The fact of the matter is that San Diego is not Miami, and this shtick is getting old with the local club-going throngs. San Diegans are a fickle bunch, and when you’re constantly surrounded by knucklehead security and waiting 25 minutes (at least) for a $15 (or more) poorly mixed drink, then most people move on, or head back to P.B.
—V.H. McLoughlin
Silver Jews top-five
Dave Berman and his Silver Jews rolled into San Diego for the first time ever last week, and a large, enthusiastic crowd at The Casbah greeted their reclusive hero. With a get-up similar to that of Luke Wilson’s in The Royal Tenenbaums, all eyes were on Berman as he dropped deadpan jokes amid his hysterically awkward stage demeanor. Here are some highlights from the show:
1. Berman’s “Joos” belt buckle.
2. Berman and his wife, fellow bass-playing “Joo” Cassie Berman, and their endless exchange of loving glances.
3. Berman claiming Clay Aiken came out of the closet because of the Jews song “Sometimes a Pony Gets Depressed.”
4. The song “Smith and Jones Forever”—so, so good.
5. Berman’s never-ending battle with his microphone stand.
Would somebody put this guy in a movie (besides the Silver Jew documentary) already?
—Dryw Keltz
View from a stool
SDSU’s Open Air Theatre commenced the fall season with back-to-back burners from The Raconteurs and My Morning Jacket last Wednesday and Thursday night, respectively.
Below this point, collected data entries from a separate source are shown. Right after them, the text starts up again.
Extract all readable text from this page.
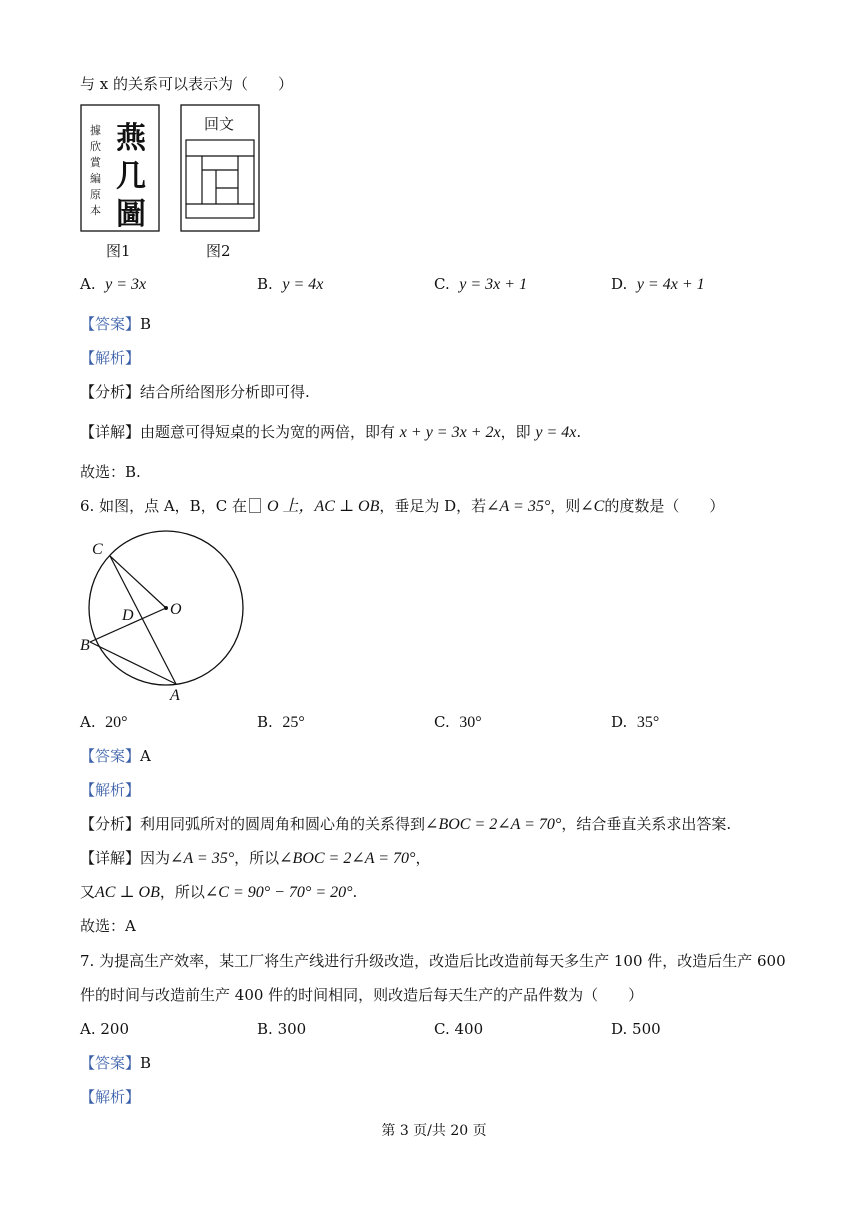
与 x 的关系可以表示为（　　）
據
欣
賞
編
原
本
燕
几
圖
图1
回文
图2
A. y = 3x	B. y = 4x	C. y = 3x + 1	D. y = 4x + 1
【答案】B
【解析】
【分析】结合所给图形分析即可得.
【详解】由题意可得短桌的长为宽的两倍，即有 x + y = 3x + 2x，即 y = 4x.
故选：B.
6. 如图，点 A，B，C 在 O 上，AC ⊥ OB，垂足为 D，若∠A = 35°，则∠C的度数是（　　）
C
D O
B
A
A. 20°	B. 25°	C. 30°	D. 35°
【答案】A
【解析】
【分析】利用同弧所对的圆周角和圆心角的关系得到∠BOC = 2∠A = 70°，结合垂直关系求出答案.
【详解】因为∠A = 35°，所以∠BOC = 2∠A = 70°，
又AC ⊥ OB，所以∠C = 90° − 70° = 20°.
故选：A
7. 为提高生产效率，某工厂将生产线进行升级改造，改造后比改造前每天多生产 100 件，改造后生产 600
件的时间与改造前生产 400 件的时间相同，则改造后每天生产的产品件数为（　　）
A. 200	B. 300	C. 400	D. 500
【答案】B
【解析】
第 3 页/共 20 页
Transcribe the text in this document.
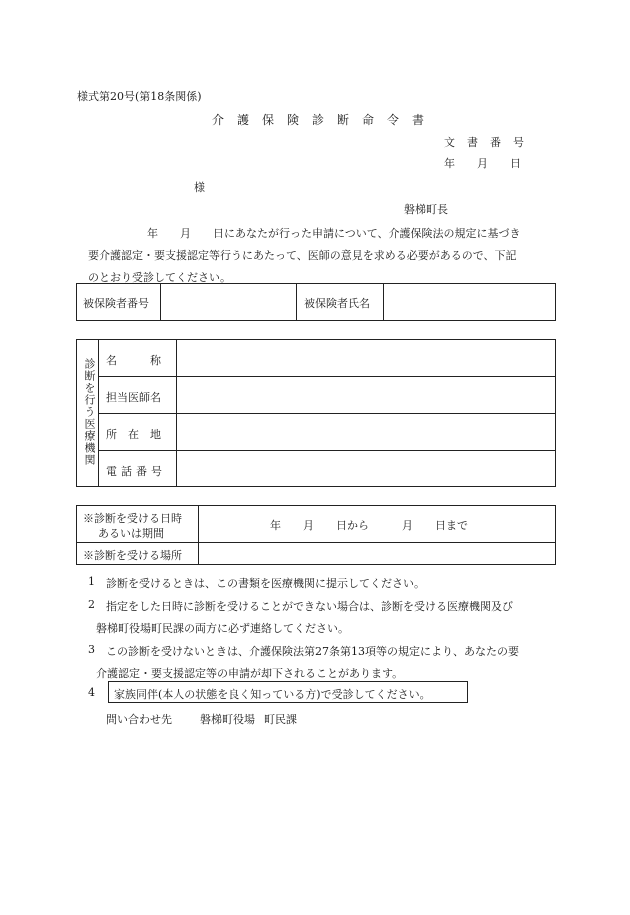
様式第20号(第18条関係)
介護保険診断命令書
文書番号
年　　月　　日
様
磐梯町長
年　　月　　日にあなたが行った申請について、介護保険法の規定に基づき
要介護認定・要支援認定等行うにあたって、医師の意見を求める必要があるので、下記
のとおり受診してください。
被保険者番号	被保険者氏名
診断を行う医療機関 名　　　称
担当医師名
所　在　地
電話番号
※診断を受ける日時
あるいは期間
年　　月　　日から　　　月　　日まで
※診断を受ける場所
1 診断を受けるときは、この書類を医療機関に提示してください。
2 指定をした日時に診断を受けることができない場合は、診断を受ける医療機関及び
磐梯町役場町民課の両方に必ず連絡してください。
3 この診断を受けないときは、介護保険法第27条第13項等の規定により、あなたの要
介護認定・要支援認定等の申請が却下されることがあります。
4 家族同伴(本人の状態を良く知っている方)で受診してください。
問い合わせ先	磐梯町役場 町民課
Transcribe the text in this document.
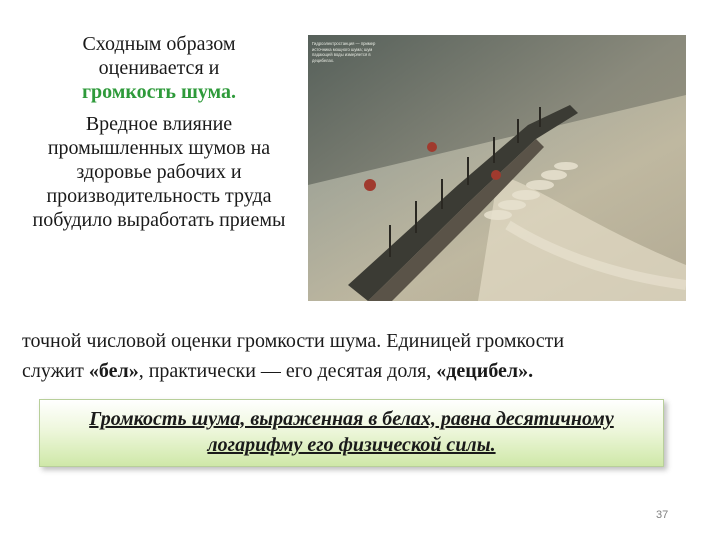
Сходным образом
оценивается и
громкость шума.

Вредное влияние промышленных шумов на здоровье рабочих и производительность труда побудило выработать приемы

Гидроэлектростанция — пример источника мощного шума; шум падающей воды измеряется в децибелах.

точной числовой оценки громкости шума. Единицей громкости

служит «бел», практически — его десятая доля, «децибел».

Громкость шума, выраженная в белах, равна десятичному логарифму его физической силы.

37
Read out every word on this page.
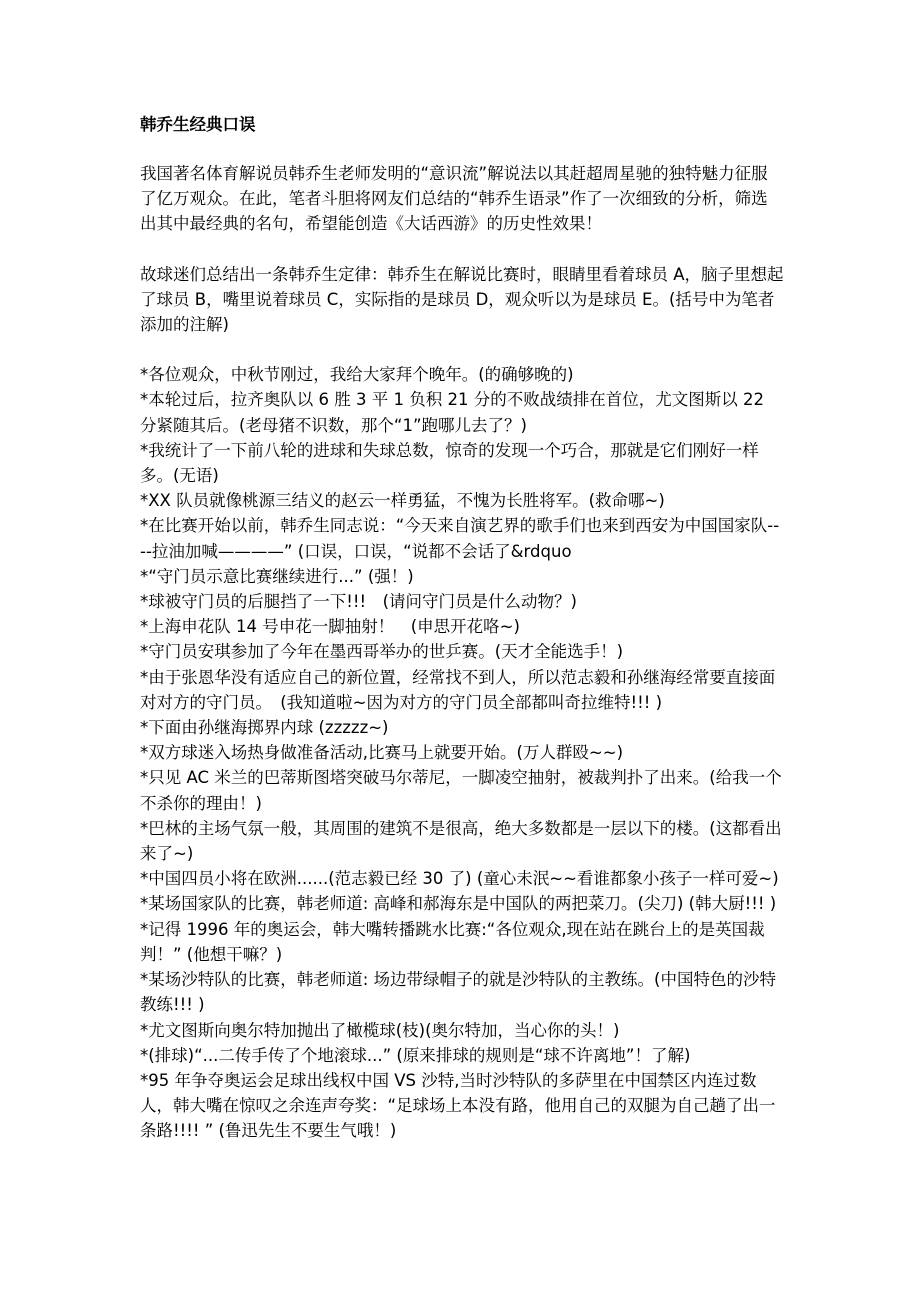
韩乔生经典口误

我国著名体育解说员韩乔生老师发明的“意识流”解说法以其赶超周星驰的独特魅力征服了亿万观众。在此，笔者斗胆将网友们总结的“韩乔生语录”作了一次细致的分析，筛选出其中最经典的名句，希望能创造《大话西游》的历史性效果！

故球迷们总结出一条韩乔生定律：韩乔生在解说比赛时，眼睛里看着球员 A，脑子里想起了球员 B，嘴里说着球员 C，实际指的是球员 D，观众听以为是球员 E。(括号中为笔者添加的注解)

*各位观众，中秋节刚过，我给大家拜个晚年。(的确够晚的)
*本轮过后，拉齐奥队以 6 胜 3 平 1 负积 21 分的不败战绩排在首位，尤文图斯以 22 分紧随其后。(老母猪不识数，那个“1”跑哪儿去了？)
*我统计了一下前八轮的进球和失球总数，惊奇的发现一个巧合，那就是它们刚好一样多。(无语)
*XX 队员就像桃源三结义的赵云一样勇猛，不愧为长胜将军。(救命哪~)
*在比赛开始以前，韩乔生同志说：“今天来自演艺界的歌手们也来到西安为中国国家队----拉油加喊————” (口误，口误，“说都不会话了&rdquo
*“守门员示意比赛继续进行...” (强！)
*球被守门员的后腿挡了一下!!!　(请问守门员是什么动物？)
*上海申花队 14 号申花一脚抽射！　(申思开花咯~)
*守门员安琪参加了今年在墨西哥举办的世乒赛。(天才全能选手！)
*由于张恩华没有适应自己的新位置，经常找不到人，所以范志毅和孙继海经常要直接面对对方的守门员。　(我知道啦~因为对方的守门员全部都叫奇拉维特!!! )
*下面由孙继海掷界内球 (zzzzz~)
*双方球迷入场热身做准备活动,比赛马上就要开始。(万人群殴~~)
*只见 AC 米兰的巴蒂斯图塔突破马尔蒂尼，一脚凌空抽射，被裁判扑了出来。(给我一个不杀你的理由！)
*巴林的主场气氛一般，其周围的建筑不是很高，绝大多数都是一层以下的楼。(这都看出来了~)
*中国四员小将在欧洲......(范志毅已经 30 了) (童心未泯~~看谁都象小孩子一样可爱~)
*某场国家队的比赛，韩老师道: 高峰和郝海东是中国队的两把菜刀。(尖刀) (韩大厨!!! )
*记得 1996 年的奥运会，韩大嘴转播跳水比赛:“各位观众,现在站在跳台上的是英国裁判！” (他想干嘛？)
*某场沙特队的比赛，韩老师道: 场边带绿帽子的就是沙特队的主教练。(中国特色的沙特教练!!! )
*尤文图斯向奥尔特加抛出了橄榄球(枝)(奥尔特加，当心你的头！)
*(排球)“...二传手传了个地滚球...” (原来排球的规则是“球不许离地”！了解)
*95 年争夺奥运会足球出线权中国 VS 沙特,当时沙特队的多萨里在中国禁区内连过数人，韩大嘴在惊叹之余连声夸奖：“足球场上本没有路，他用自己的双腿为自己趟了出一条路!!!! ” (鲁迅先生不要生气哦！)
The Raconteurs, whose Consolers of the Lonely was released earlier this year, have proven to be no mere side project, and guitarist Jack White’s commitment was apparent as he ripped through songs like “Steady, As She Goes” and the fried guitar solo on “Level.” Co-songwriter and guitarist Brendan Benson looked like John Holmes circa 1977, wielding a paisley Telecaster with porn ’stache and bangs.
The Raconteurs are like rock comfort food—nothing groundbreaking, but well-executed, forceful and entertaining enough to give Zeppelin and Who fans some old-school satisfaction.
Meanwhile, MMJ performed a mind-blowing, nearly three-hour set, hitting all the points throughout their career.
Although the cuts from this year’s Evil Urges couldn’t hold a candle to closer “Mahgeetah” and the transcendent “Wordless Chorus,” singer/guitarist Jim James was his usual jovial self, periodically donning a cape, cracking jokes and bouncing wildly around the stage. Somehow, they managed to get better as the night progressed, and by the six-song encore, fans were probably wondering if James and Co. had been taking notes on live Springsteen bootlegs.